We arrived back at our compound around midnight. Galinda, our translator from Washington went to work translating the draft communiqué into Russian. John had asked me to be ready to respond the next morning to any questions about inter-enterprise arrears. I started down the hall to my room to brush up on my potential presentation and the First Deputy Governor of the State Bank of Kazakhstan (Mr. Tadjeokof) grabbed me and insisted that I join him in his room for another drink. I had met him two months earlier in Alma Ata (now called Almaty) during my first mission to Kazakhstan. He wished, it seemed, to thank me for our technical assistance and to explain how much they needed lots more. Mr. Tadjiokof did not speak English and I do not speak Russian (or Kazakh), but we proceeded to speak to each other and to lift our glasses of Vodka and toast whatever warm words had been said.
I had assumed that Mr. Tadjiokof had wanted company for another drink, but he persisted in efforts to communicate. It was only possible to go on as if we understood each other for a limited time. I was soon forced to seek help from one of our interpreters. Galinda agreed to suspend her translations of the draft communiqué to interpret for us. Several toasts late, I had second thoughts about the seriousness of Mr. Tajiokof’s communications, which remained focused on his gratitude for our assistance. Galinda was complaining that she needed to return to her work on the communiqué. I was beginning to lose patience and focus. As Galinda left, I spotted Ernesto in the hall. He had been taking Russian lessons and agreed to practice on Mr. Tadjiokof. It was 3:00 am and I stagger off to my bed.

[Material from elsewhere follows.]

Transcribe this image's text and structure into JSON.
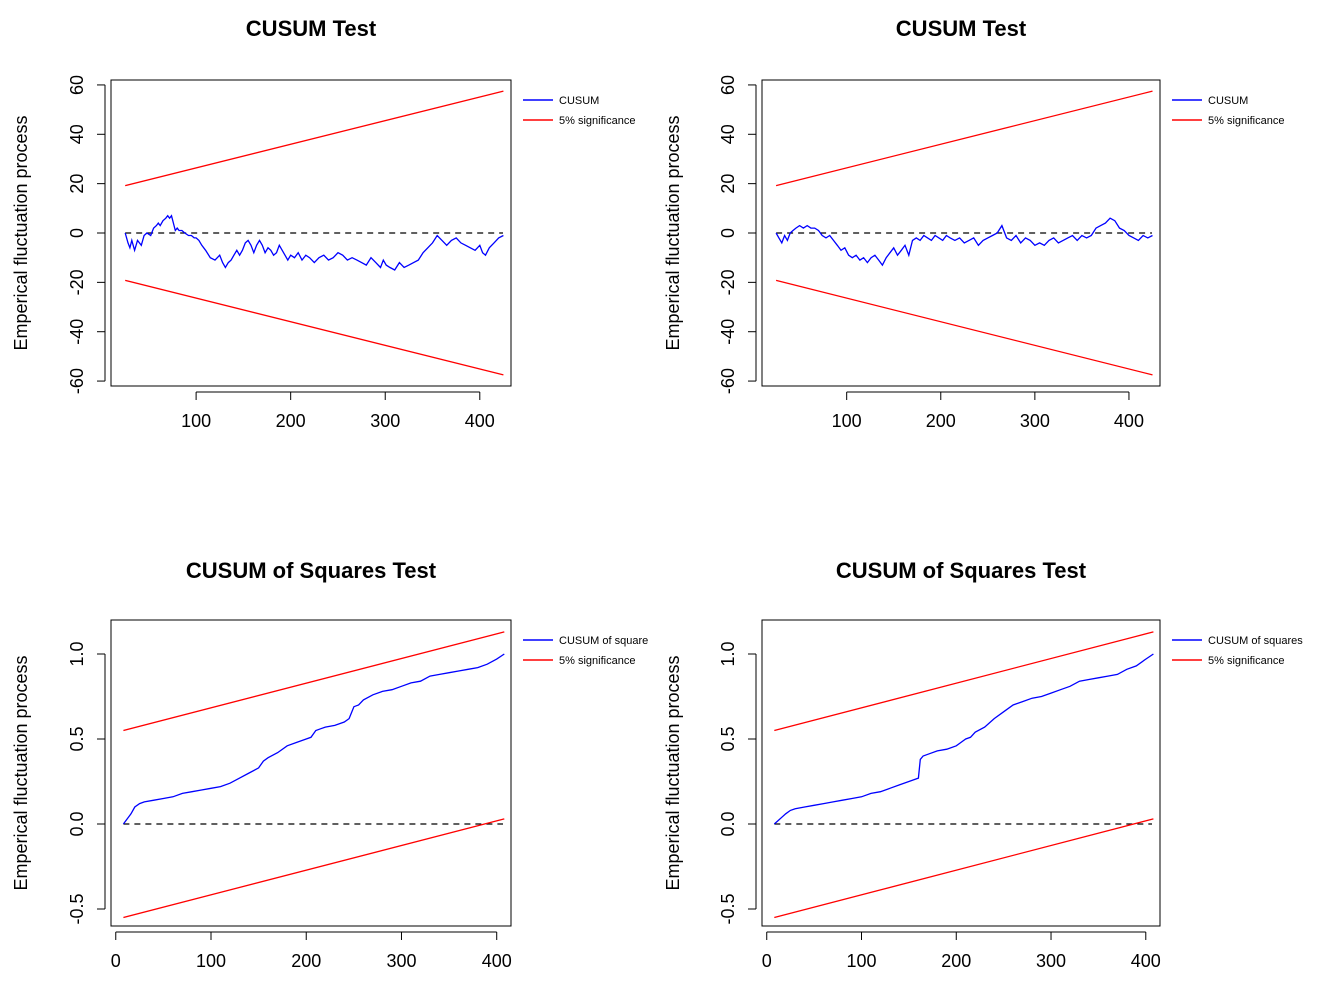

I awoke a few hours later still fully dressed where I had fallen on the bed. I had one of the worst hangovers I can remember. I had serious doubts that I could clearly explain the interrelationships between inter-enterprise arrears and monetary policy. I wanted to sleep for a few more days. But the meeting resumed. No one raised the issue of inter-enterprise arrears thank God. The Russians remained silent. The text of the communiqué was agreed on and the Uzbek hosts agreed to obtain the signatures of the fifteen FSU republics.
The communiqué was never issued nor heard of again. The Russian’s had quietly killed it. In the end, Russia required each FSU republic to choose subordination to the CBT or to introduce their own currency. All but Tajikistan chose the latter. Within several months the Baltic states introduced their own currency and one year later Kyrgyzstan became the first FSU country beyond the Baltics to introduce its own currency. Most of the rest followed before the end of 1993 and the ruble crisis came to an end. Inflation in 1992 is thought to have been several thousand percent dropping to 875% in 1993 and 307% in 1994.
The quiet disappearance of the central bank cooperation communiqué is reminiscent of the mysterious disappearance of President Yanukovych on February 22, 2014, one day after signing an EU brokered truce with opposition leaders following two days of the worst violence between demonstrators and police in 70 years in which almost 100 were killed. According to witnesses in the room, Yanukovych only agreed to sign the agreement after being instructed to do so by President Putin in a phone call during the meeting. The agreement has not been heard of since. Though Yanukovych was removed from office by an overwhelming vote of the Ukrainian Parliament on February 22, Putin and Yanukovych called it a coup.